Françoise s’inclina, comme si elle eût été convaincue de la vérité de ce que lui prédisait sa mère : elle prit son rosaire et invoqua son saint patron. Le jeune officier, après un moment de silence respectueux, lui demanda où elle voulait qu’il la conduisît. « Au Père Mesnard, » répondit-elle. — « Au P. Mesnard ? répartit l’officier. Le P. Mesnard est le frère de ma mère, et je me rendais chez lui, quand j’ai eu le bonheur de vous rencontrer. »

Cet officier se nommait Eugène Brunon.
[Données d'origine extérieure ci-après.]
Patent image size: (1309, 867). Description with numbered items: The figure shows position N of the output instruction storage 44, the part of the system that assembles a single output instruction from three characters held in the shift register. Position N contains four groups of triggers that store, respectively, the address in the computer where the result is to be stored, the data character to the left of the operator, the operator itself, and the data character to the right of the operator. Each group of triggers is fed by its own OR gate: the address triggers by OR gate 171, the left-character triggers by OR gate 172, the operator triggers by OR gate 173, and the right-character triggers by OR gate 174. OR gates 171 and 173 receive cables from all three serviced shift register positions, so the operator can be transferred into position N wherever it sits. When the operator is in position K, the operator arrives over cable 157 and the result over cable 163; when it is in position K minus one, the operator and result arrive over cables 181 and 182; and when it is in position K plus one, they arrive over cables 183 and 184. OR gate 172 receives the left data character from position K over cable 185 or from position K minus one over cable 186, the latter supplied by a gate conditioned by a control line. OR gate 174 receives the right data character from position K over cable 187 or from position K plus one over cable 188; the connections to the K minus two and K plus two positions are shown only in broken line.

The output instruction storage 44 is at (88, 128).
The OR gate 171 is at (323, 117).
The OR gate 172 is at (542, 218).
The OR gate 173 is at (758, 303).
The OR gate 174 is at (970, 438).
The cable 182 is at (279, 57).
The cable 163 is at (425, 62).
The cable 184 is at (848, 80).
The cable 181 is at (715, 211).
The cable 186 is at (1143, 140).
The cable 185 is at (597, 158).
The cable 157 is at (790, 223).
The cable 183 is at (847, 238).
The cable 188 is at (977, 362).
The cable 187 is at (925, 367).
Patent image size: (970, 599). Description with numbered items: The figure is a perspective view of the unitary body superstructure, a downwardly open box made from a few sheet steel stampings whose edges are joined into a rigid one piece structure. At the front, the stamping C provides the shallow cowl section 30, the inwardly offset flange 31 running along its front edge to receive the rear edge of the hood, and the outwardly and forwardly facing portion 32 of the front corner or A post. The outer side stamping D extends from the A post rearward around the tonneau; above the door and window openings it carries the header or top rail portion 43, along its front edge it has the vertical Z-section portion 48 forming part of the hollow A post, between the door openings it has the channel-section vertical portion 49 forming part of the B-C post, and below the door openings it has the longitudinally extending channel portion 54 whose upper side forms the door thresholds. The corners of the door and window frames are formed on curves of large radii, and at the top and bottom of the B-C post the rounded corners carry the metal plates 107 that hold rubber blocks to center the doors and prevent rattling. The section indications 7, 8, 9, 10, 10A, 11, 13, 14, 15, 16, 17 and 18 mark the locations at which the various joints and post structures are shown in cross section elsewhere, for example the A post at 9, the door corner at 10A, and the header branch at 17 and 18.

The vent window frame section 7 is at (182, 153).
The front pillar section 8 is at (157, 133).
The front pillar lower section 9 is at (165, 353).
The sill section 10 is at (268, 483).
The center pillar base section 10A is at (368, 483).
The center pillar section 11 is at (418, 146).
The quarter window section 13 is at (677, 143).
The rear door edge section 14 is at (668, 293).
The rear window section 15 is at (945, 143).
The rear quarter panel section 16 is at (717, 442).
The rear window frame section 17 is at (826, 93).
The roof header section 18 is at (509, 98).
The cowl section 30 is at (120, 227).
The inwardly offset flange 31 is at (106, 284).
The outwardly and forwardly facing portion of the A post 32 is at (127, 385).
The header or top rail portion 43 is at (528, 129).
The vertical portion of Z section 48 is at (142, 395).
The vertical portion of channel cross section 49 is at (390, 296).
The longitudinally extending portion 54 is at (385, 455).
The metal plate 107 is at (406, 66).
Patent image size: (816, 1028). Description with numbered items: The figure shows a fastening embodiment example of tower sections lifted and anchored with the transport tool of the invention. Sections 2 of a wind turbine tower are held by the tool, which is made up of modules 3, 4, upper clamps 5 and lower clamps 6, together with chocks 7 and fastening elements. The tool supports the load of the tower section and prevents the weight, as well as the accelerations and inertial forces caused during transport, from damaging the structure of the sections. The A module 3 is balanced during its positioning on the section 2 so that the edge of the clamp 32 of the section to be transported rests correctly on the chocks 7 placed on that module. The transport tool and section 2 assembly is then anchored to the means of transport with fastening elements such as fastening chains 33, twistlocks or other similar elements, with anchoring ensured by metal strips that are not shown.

Il demeura quelque jours à St. Louis. Rosalie était occupée de divers devoirs religieux préparatoires à son entrée dans le couvent. Elle ne vit pas les étrangers, et elle fit des reproches à Françoise de ce qu’elle ne prenait plus part à ses actes de dévotion. Françoise apporta pour excuse qu’elle était occupée à mettre la maison en état de procurer l’hospitalité : mais lorsqu’elle fut exemptée de ce devoir, par le départ d’Eugène, elle ne sentit pas renaître son goût pour la vie religieuse. Eugène revint victorieux de l’expédition dont il avait été chargé par le gouvernement ; alors, pour la première fois, le P. Mesnard soupçonna quelque danger que le couvent St. Joseph ne perdît la religieuse qu’il lui avait destinée ; et quand il rappela à Françoise qu’il l’avait vouée à la vie monastique, elle lui déclara franchement qu’Eugène et elle s’étaient réciproquement jurés de s’épouser. Le bon Père la réprimanda, et lui représenta, dans les termes les plus forts, le péché qu’il y avait d’arracher un cœur à l’autel pour le dévouer à un amour terrestre. Mais elle lui répondit qu’elle ne pouvait être liée par des vœux qu’elle n’avait pas faits elle-même. « Oh ! mon Père, ajouta-t-elle, que Rosalie soit une religieuse et une sainte ; pour moi, je puis servir Dieu d’une autre manière. »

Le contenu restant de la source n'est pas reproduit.